A voyeuristic inception imposes self-surveillance as we watch ourselves enter the room. Several cameras set up around the Icebox venue project live footage onto the wall, resembling a CCTV security room. We are our own spectacle.
From silence, a figure lurks in the dark, wearing a black sheer fabric that covers their face, and an aura that’s eerie, obscure, unknown. There’s a weariness to their walk as they circle the audience at a slow but steady pace, eventually arriving at the stage. Trudging forward with a weighted posture, each foot lands with a heavy thud. Their black and gold body suit shimmers, and a gold mask hangs from their waist.
“This is not a performance.
This is not surveillance.
You gon have to participate.”
Mawu Ama Ma’at Gora speaks into a microphone in a tone that delivers the necessary amount of intimidation and command to render the audience obedient. Gora maintains a threatening essence, demanding feedback, which eventually softens into the recognizable tone of tough-love. They share a personal memory and invite us into a protection ritual. Gora embodies the same stern, obligatory assertion that Black mothers send their children out into the world with.
“No terrain in this system holds the breadth of Black mourning…
This is not a safe voyage. There is no map…
Only you choosing to look back while moving forward.”
jaamil olawale kosoko is a multi-spirited Nigerian American performance artist, author, educator, curator, and 2026 Guggenheim Fellow for choreography. Their latest work, //shrouded\\, which premiered at the Miniball Festival presented by Cannonball, evokes a necessary discomfort within the container of performance. The nation’s mournful past and present feel alive and acknowledged here through a stunning blend of movement (performed by Gora & Song Tucker), poetry (kosoko), video (Jordan Deal), musicianship (Everett-Asis Saunders, Black Maij, & Kingsley Ibeneche), and transcendent symbolism. The work unfolds slowly, bit by bit, taking its time to allow viewers to be present with each activation and to embrace the details. This patience contrasts the urgency and fleeting attention characteristic of the media and tech-addicted era that our current social landscape demands.
Throughout the show, the video element adds symbolic and sensory dimensions to the work. Deal’s video design invites us to see ourselves through live camera feeds, read text captioning of a poem as it’s read aloud, and witness several perspectives at once as archival footage of three interviews intertwine in a convoluted, nonlinear playback. Each interview subject elaborates on where and how one may seek sanctity. Their perspectives juxtapose dignity and damnation amidst their reflections on Christianity, African Traditional Religions, and the intersections of queerness, religion, and definitions of divinity.

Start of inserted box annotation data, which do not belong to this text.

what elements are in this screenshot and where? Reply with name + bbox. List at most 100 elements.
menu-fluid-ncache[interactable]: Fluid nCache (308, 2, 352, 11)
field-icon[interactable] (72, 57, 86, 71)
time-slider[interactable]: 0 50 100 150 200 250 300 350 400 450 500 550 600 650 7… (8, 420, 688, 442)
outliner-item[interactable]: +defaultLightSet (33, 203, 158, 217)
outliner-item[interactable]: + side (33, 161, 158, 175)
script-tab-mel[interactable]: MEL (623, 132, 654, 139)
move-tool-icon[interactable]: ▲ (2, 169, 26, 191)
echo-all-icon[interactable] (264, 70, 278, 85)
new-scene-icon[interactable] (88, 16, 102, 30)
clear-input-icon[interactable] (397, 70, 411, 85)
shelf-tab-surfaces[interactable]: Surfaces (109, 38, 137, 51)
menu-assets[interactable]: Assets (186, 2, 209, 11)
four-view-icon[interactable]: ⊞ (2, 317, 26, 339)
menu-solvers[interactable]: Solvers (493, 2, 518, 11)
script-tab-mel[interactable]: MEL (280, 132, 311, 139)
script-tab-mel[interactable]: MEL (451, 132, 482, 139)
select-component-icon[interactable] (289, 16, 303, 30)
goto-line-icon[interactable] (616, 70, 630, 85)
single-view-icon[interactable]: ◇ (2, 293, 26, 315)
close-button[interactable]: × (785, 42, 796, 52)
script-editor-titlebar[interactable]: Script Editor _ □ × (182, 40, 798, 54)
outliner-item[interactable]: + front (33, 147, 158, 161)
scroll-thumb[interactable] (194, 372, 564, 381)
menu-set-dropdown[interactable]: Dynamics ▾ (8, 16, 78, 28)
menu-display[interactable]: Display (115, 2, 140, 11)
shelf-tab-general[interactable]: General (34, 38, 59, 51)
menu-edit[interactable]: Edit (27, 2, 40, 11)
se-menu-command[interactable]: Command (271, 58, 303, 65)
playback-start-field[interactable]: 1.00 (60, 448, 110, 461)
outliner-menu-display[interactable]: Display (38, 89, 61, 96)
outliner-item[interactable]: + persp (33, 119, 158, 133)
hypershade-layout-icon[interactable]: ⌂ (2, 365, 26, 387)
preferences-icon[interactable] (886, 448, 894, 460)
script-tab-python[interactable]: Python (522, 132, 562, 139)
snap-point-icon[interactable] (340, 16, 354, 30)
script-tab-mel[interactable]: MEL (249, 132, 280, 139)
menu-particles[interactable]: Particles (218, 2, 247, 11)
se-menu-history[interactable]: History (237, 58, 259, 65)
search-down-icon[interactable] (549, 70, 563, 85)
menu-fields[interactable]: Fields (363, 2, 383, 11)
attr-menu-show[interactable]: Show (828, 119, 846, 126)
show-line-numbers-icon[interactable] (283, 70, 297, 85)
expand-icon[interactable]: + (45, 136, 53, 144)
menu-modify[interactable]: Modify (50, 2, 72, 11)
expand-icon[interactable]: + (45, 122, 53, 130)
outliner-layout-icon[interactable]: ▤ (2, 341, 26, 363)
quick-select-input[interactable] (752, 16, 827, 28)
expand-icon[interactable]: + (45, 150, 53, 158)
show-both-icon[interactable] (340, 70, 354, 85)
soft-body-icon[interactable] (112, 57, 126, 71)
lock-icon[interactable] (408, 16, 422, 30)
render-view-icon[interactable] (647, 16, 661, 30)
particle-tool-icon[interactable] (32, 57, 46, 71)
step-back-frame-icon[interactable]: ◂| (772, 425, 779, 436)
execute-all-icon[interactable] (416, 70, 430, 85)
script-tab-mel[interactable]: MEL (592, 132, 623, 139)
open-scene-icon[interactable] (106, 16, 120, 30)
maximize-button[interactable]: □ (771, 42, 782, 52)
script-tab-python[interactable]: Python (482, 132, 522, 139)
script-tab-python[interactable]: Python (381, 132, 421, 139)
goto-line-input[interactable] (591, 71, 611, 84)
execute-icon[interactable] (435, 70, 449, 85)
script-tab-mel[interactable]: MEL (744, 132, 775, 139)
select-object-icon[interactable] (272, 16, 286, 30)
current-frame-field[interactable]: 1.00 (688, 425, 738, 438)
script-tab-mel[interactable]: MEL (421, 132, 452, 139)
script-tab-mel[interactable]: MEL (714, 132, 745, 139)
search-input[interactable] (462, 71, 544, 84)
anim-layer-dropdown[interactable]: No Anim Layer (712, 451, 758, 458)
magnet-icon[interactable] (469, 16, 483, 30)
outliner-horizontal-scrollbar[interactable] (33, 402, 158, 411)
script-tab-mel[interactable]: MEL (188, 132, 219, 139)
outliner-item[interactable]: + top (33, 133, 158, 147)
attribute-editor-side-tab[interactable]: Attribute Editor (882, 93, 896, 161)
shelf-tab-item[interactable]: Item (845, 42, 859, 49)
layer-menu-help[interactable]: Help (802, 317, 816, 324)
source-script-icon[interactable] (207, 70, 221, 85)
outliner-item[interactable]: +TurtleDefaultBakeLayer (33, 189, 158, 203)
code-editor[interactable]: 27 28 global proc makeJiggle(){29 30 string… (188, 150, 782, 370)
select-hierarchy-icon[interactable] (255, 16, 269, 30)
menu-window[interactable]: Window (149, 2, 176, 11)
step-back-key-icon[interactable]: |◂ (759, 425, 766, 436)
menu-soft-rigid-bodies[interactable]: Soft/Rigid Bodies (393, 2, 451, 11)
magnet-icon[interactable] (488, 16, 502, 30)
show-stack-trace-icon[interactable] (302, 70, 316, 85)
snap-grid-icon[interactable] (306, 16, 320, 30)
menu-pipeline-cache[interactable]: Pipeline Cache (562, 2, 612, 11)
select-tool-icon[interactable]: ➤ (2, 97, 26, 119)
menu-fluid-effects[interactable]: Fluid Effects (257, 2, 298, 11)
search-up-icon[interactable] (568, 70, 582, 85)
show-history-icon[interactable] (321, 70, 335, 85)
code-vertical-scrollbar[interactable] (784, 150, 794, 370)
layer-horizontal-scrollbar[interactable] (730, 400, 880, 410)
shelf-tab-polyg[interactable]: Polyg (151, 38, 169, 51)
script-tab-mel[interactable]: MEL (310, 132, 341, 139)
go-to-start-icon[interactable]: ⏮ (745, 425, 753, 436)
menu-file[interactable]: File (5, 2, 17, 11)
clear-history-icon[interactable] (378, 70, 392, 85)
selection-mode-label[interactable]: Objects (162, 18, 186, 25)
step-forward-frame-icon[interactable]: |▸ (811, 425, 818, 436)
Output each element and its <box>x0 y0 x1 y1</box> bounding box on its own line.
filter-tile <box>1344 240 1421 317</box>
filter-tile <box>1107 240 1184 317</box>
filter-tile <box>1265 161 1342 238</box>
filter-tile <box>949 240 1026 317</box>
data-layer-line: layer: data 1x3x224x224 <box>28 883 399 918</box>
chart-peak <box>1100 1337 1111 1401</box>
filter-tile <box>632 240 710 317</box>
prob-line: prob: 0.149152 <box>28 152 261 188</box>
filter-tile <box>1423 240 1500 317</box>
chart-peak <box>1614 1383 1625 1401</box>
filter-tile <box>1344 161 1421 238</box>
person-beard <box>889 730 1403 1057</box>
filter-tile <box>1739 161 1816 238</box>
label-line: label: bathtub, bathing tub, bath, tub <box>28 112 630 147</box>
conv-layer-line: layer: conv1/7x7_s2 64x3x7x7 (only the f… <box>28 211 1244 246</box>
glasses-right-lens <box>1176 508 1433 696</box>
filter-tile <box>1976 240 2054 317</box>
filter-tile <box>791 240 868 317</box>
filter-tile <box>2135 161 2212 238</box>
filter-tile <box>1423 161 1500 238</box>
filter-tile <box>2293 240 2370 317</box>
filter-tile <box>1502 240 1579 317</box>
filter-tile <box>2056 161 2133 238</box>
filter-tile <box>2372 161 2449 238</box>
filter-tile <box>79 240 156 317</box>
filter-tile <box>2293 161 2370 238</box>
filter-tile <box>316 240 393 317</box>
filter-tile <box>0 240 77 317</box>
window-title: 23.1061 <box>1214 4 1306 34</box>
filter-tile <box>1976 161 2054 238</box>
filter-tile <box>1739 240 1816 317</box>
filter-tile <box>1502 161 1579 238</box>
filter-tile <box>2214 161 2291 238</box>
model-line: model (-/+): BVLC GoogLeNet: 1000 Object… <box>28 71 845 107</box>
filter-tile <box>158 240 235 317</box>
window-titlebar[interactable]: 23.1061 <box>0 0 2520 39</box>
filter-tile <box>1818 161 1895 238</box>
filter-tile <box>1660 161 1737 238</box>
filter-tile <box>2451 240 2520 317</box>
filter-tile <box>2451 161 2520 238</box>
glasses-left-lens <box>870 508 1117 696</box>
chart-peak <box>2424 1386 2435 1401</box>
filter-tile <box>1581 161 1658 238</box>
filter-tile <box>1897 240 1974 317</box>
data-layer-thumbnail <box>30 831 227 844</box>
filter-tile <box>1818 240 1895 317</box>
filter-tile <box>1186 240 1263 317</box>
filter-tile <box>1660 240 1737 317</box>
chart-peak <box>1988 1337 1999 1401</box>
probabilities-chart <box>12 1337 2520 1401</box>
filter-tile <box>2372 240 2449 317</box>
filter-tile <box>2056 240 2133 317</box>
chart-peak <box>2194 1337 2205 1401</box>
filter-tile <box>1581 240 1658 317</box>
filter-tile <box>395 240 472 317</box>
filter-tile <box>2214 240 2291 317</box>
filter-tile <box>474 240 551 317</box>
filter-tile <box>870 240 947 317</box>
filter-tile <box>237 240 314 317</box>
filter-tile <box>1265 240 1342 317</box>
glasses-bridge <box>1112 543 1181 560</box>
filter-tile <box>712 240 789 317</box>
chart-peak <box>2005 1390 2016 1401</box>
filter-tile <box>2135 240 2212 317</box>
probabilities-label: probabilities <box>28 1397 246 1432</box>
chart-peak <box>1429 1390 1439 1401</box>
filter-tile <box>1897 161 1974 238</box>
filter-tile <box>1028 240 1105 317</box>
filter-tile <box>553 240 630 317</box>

A duet danced by Tucker and Gora indulges repetition and synchrony that declare impact, power, and presence. Using stepping rhythms and an energized demeanor, the sound of their boots’ forceful landing against the stage amplifies from microphones positioned underneath. Eventually, the cadence dissolves as their shiny gold evening gloves become weapons: one arm extends forward as the barrel of a shotgun, with the other hand cupping it underneath as if clutching the handguard and reloading every so often. They remove their long braided wigs to use them as whips. Beating the floor with full-bodied effort and striking repeatedly until they tire. The undeniable reference to the brutality of slave owners is hard to watch – it conjures a memory that most never have to acknowledge, or witness. The effort and energy put into striking something (or someone) with such force, the posture required, the intent… to see it embodied is a chilling reminder of the grotesque, maniacal motives imposed by white authority that became the groundwork of the United States. This reminder of our history is one that, if forgotten, makes it easy to minimize, overlook, and justify the covert ways that same brutality underlies present-day deprivations, abuses of power, exploitation, and disposability practices at the intersections of class, race, and gender-based violence.
Gold garland that lines the stage flies upward from the flogging to reveal bright yellow lights that glow from underneath the stage like sparks of fire; a perfect segue to the video installation of the Nottoway Mansion succumbing to flames. This former plantation-turned-historic site and wedding venue was the last remaining antebellum mansion in the South. Located in White Castle, Louisiana, the property built from slave labor met its demise last year when the plantation was destroyed in a fire. Multiple views of the destruction collage the wall as the images layer across the projection.
//shrouded\\ is a dignified, solemn, and haunting work reflecting the sinister contemporary sociopolitical context while addressing it as a continuation of colonial violence repeatedly endured and overcome. Rooted in the spirit of Sankofa, //shrouded\\ demonstrates how to sit with the pain of the moment – not passively, not as a sign of surrender, but attentively and engaged with remembrance and foresight.
“This is not a safe voyage. There is no map. / Only coordinates of feeling. Only a pulse. / Only you choosing to look back while moving forward.” –kosoko, “MEMORY ORIGIN”
//shrouded\\, jaamil olawale kosoko, Icebox Project Space, April 17-19.